Recently I came across a thought-provoking quote taken from an old interview given by director Danny Boyle (a particular favorite of mine). In this quote Boyle mentions that he, along with fellow directors Martin Scorsese and John Woo, initially intended to become a priest (a Protestant minister in Woo's case) before directing his career path towards film-making. Boyle goes on to relate the two seemingly disparate professions by claiming that they both involve heavy drama and the duty of lecturing to an audience. Honestly, Boyle's comfortable comparison of film-making to preaching didn't immediately resonate with me as a viewer who typically likes to let sleeping dogs lie when it comes to religious symbolism in film. However, the more familiar I've become with the works of the (almost) priests-cum-directors (having only just seen John Woo's The Killer and Martin Scorsese's Taxi Driver this year), the more willing I am to explore the remarkably dark violence in their films under the cast of a new, "divine" light.
My experimental attempt to find religion leads me to a reexamination of the first movie from Danny Boyle that I expressly remember falling in love with: 28 Days Later (2002). Although marketed to the mass public as another gory, zombie apocalypse flick, 28 Days Later instantly impressed me as a film that transcends its narrow genre. Revisiting this film now allows me to apply my new-found knowledge of director Boyle's strong Irish Catholic background and devotion, and as a result, give a credible explanation of how this zombie film touches upon quality subject matter. For example, an important distinction can easily be made between 28 Days Later and all other zombie apocalypses filmed to date by explaining that 28 Days Later focuses almost exclusively on the "apocalypse" angle of the genre. In other words, while most zombie movies prominently feature the mindless flesh-eaters as they munch their way through the remainder of the human population, Boyle's 28 Days Later is a marked departure in its unique emphasis of a post-apocalyptic absence of life, whether it be human, animal, or the animated undead.
Pushing the suspicious lack of abundant zombie predators and human fodder in 28 Days Later further into the realm of religious allegory, one can even speculate that this movie serves as an updated representation of the Old Testament flood, which supposedly cleansed the world of nearly all its inhabitants. In the film, a "flood" of disease wipes our modern world clean of civilization, leaving death (constituted by the occasional appearances of the roaming undead) and an all-consuming emptiness, as conveyed to the viewer in the striking opening scenes. From a high-angle/heavenly standpoint, the viewer experiences a series of extreme long shots that altogether show the progression of a lone survivor (played by Irish actor Cillian Murphy) as he slowly makes his way through the abandoned streets of London. Instead of being submerged in floodwater, the city is smothered by a blanket of deafening silence that is maintained throughout the duration of these poignant long shots/takes.
Meanwhile, Murphy's lone survivor doesn't amble aimlessly around town for too long before eventually assuming a greater responsibility outside of his own survival. This responsibility is comparable to that which was bestowed upon Noah by his Holy Father. Just as Noah was charged with choosing who would survive with him in the Ark, so too does Murphy's character decide who will live alongside him and who will fall prey to the zombie's lethal bite. More specifically, Murphy's character unleashes a hungry zombie within the bowels of a military compound (functions as the Ark, or the last standing refuge of humanity during the scourge) in order to kill the corrupt men hiding there. Fast-paced cuts and dim lighting make it practically impossible to distinguish between the wild zombie and Murphy's rampaging young man as they jointly indulge in an unchecked killing spree throughout the compound. Both the zombie and the young man appear to equally represent executing agents of the cleansing "flood"/disease through their gratuitously bloody slaying of the wicked soldiers.
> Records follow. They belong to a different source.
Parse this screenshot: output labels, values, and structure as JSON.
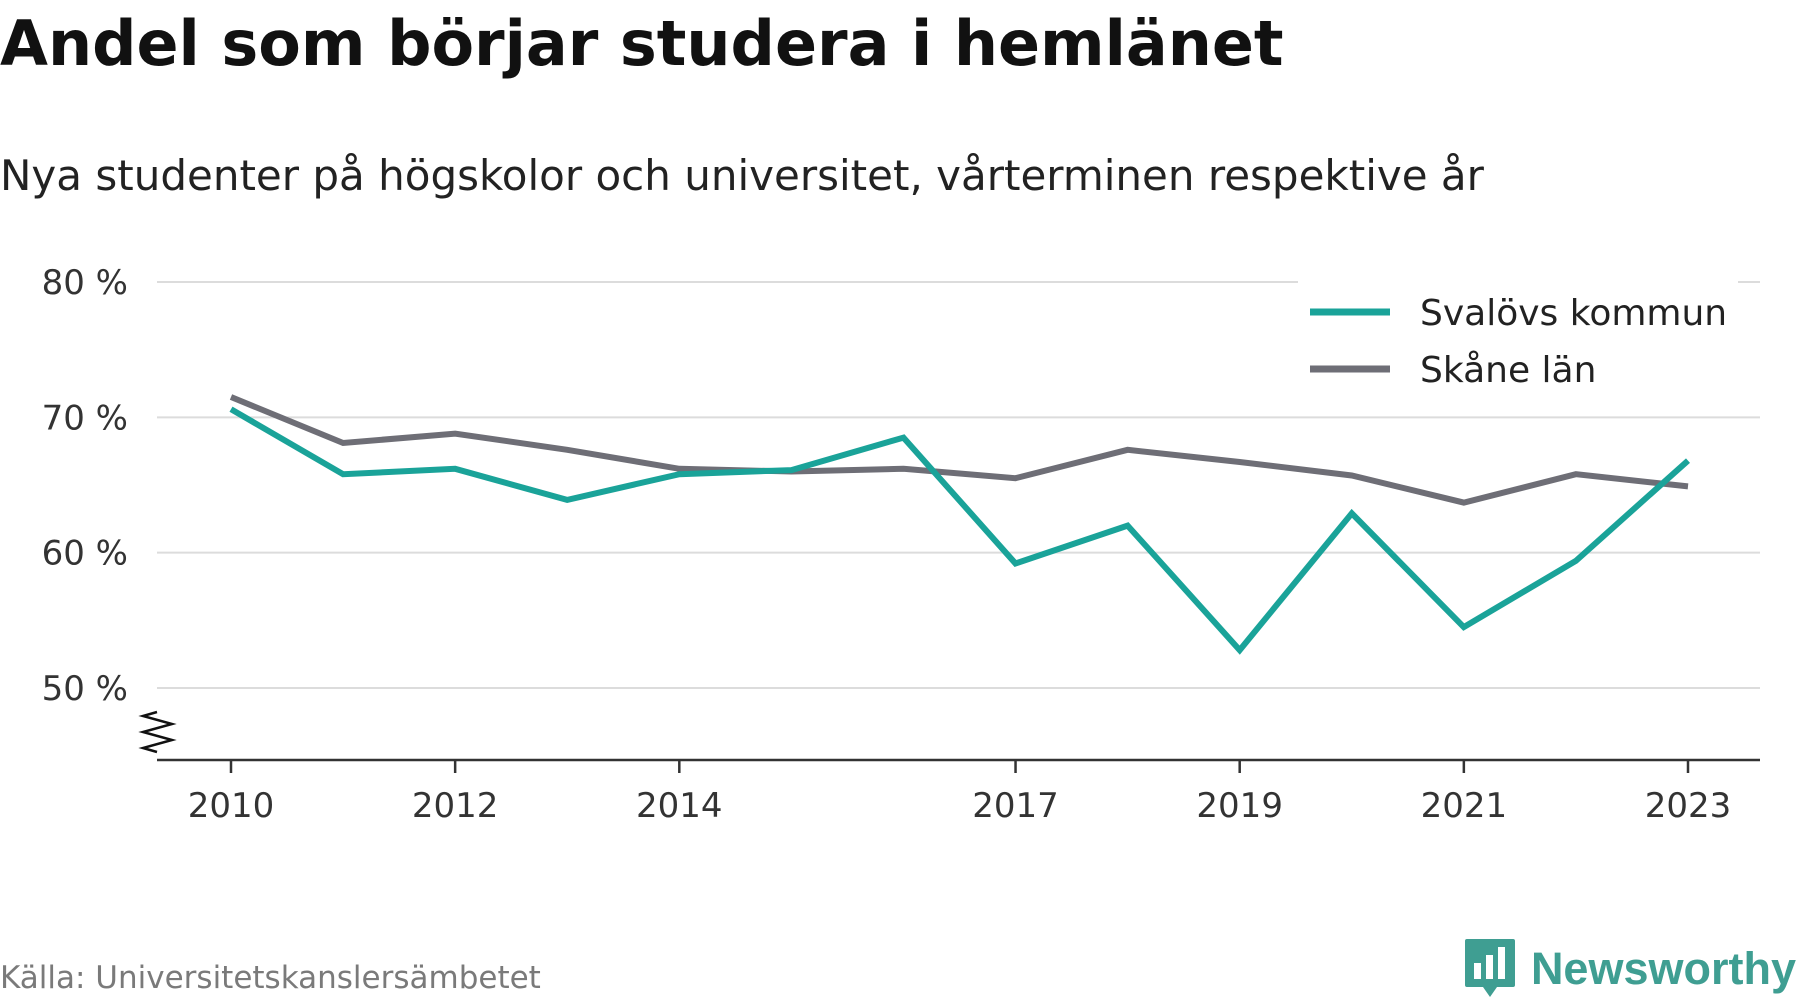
{
  "title": "Andel som börjar studera i hemlänet",
  "subtitle": "Nya studenter på högskolor och universitet, vårterminen respektive år",
  "source": "Källa: Universitetskanslersämbetet",
  "brand": {
    "name": "Newsworthy",
    "icon": "bar-chart-speech-bubble-icon",
    "color": "#3f9e92"
  },
  "chart_data": {
    "type": "line",
    "x": [
      2010,
      2011,
      2012,
      2013,
      2014,
      2015,
      2016,
      2017,
      2018,
      2019,
      2020,
      2021,
      2022,
      2023
    ],
    "x_tick_values": [
      2010,
      2012,
      2014,
      2017,
      2019,
      2021,
      2023
    ],
    "x_tick_labels": [
      "2010",
      "2012",
      "2014",
      "2017",
      "2019",
      "2021",
      "2023"
    ],
    "y_tick_values": [
      50,
      60,
      70,
      80
    ],
    "y_tick_labels": [
      "50 %",
      "60 %",
      "70 %",
      "80 %"
    ],
    "ylim": [
      45,
      80
    ],
    "y_axis_break": true,
    "grid": "horizontal",
    "legend_position": "top-right",
    "series": [
      {
        "name": "Svalövs kommun",
        "color": "#1aa399",
        "values": [
          70.6,
          65.8,
          66.2,
          63.9,
          65.8,
          66.1,
          68.5,
          59.2,
          62.0,
          52.8,
          62.9,
          54.5,
          59.4,
          66.8
        ]
      },
      {
        "name": "Skåne län",
        "color": "#6e6e76",
        "values": [
          71.5,
          68.1,
          68.8,
          67.6,
          66.2,
          66.0,
          66.2,
          65.5,
          67.6,
          66.7,
          65.7,
          63.7,
          65.8,
          64.9
        ]
      }
    ]
  }
}
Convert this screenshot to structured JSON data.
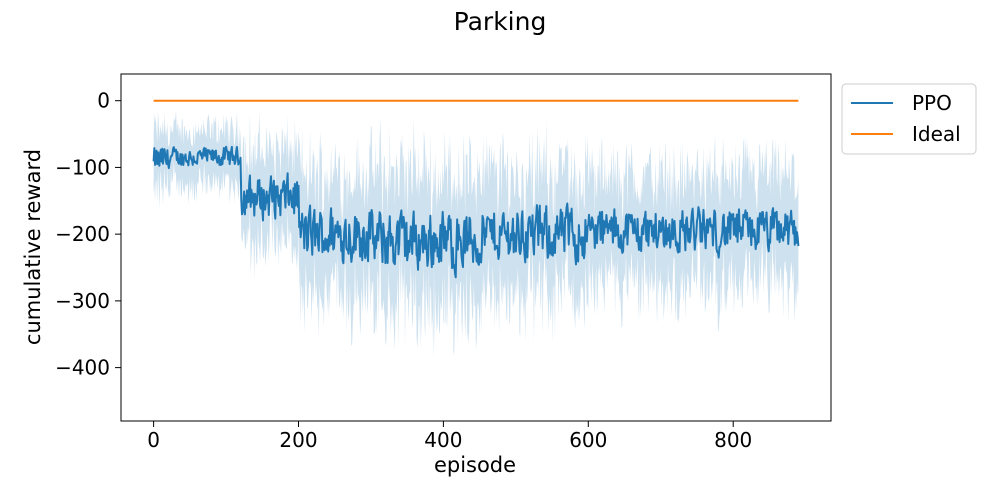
{
  "chart_data": {
    "type": "line",
    "title": "Parking",
    "xlabel": "episode",
    "ylabel": "cumulative reward",
    "xlim": [
      -45,
      935
    ],
    "ylim": [
      -480,
      40
    ],
    "xticks": [
      0,
      200,
      400,
      600,
      800
    ],
    "yticks": [
      0,
      -100,
      -200,
      -300,
      -400
    ],
    "xtick_labels": [
      "0",
      "200",
      "400",
      "600",
      "800"
    ],
    "ytick_labels": [
      "0",
      "−100",
      "−200",
      "−300",
      "−400"
    ],
    "grid": false,
    "legend": {
      "position": "outside-top-right",
      "entries": [
        "PPO",
        "Ideal"
      ]
    },
    "colors": {
      "PPO": "#1f77b4",
      "Ideal": "#ff7f0e",
      "band": "#1f77b4"
    },
    "series": [
      {
        "name": "PPO",
        "x_range": [
          0,
          890
        ],
        "segments": [
          {
            "x_start": 0,
            "x_end": 20,
            "mean": -90,
            "amplitude": 30,
            "band": 45
          },
          {
            "x_start": 20,
            "x_end": 120,
            "mean": -85,
            "amplitude": 20,
            "band": 40
          },
          {
            "x_start": 120,
            "x_end": 200,
            "mean": -145,
            "amplitude": 45,
            "band": 70
          },
          {
            "x_start": 200,
            "x_end": 300,
            "mean": -200,
            "amplitude": 55,
            "band": 90
          },
          {
            "x_start": 300,
            "x_end": 450,
            "mean": -210,
            "amplitude": 60,
            "band": 100
          },
          {
            "x_start": 450,
            "x_end": 600,
            "mean": -200,
            "amplitude": 55,
            "band": 90
          },
          {
            "x_start": 600,
            "x_end": 890,
            "mean": -195,
            "amplitude": 45,
            "band": 80
          }
        ],
        "min": -330,
        "max": -55
      },
      {
        "name": "Ideal",
        "x": [
          0,
          890
        ],
        "y": [
          0,
          0
        ]
      }
    ]
  }
}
Interestingly enough, the gruesome crusade of Boyle's blood-splattered Noah is closely matched in terms of its violent display of righteous fury by the actions of Robert DeNiro's Travis Bickle in Martin Scorsese's Taxi Driver. Underneath the surface view of Bickle being nothing more significant than a paranoid vigilante, exists the possibility of Bickle being another divine crusader charged with carrying out tough justice against the "scum" of New York City. One can potentially suggest that Bickle embodies a New Testament Christ-like figure in his attempted life sacrifice to free the prostitute Iris from her pimp and from her sins. Evil and sin are once again fought with grotesque violence implemented by a lone purveyor of "divine" justice. Of course, this "divinity" is ultimately administered by the omnipotent director--especially often by fire and brimstone-minded Catholics like Boyle and Scorsese--as he channels it through the dramatic scenarios he imagines and directs.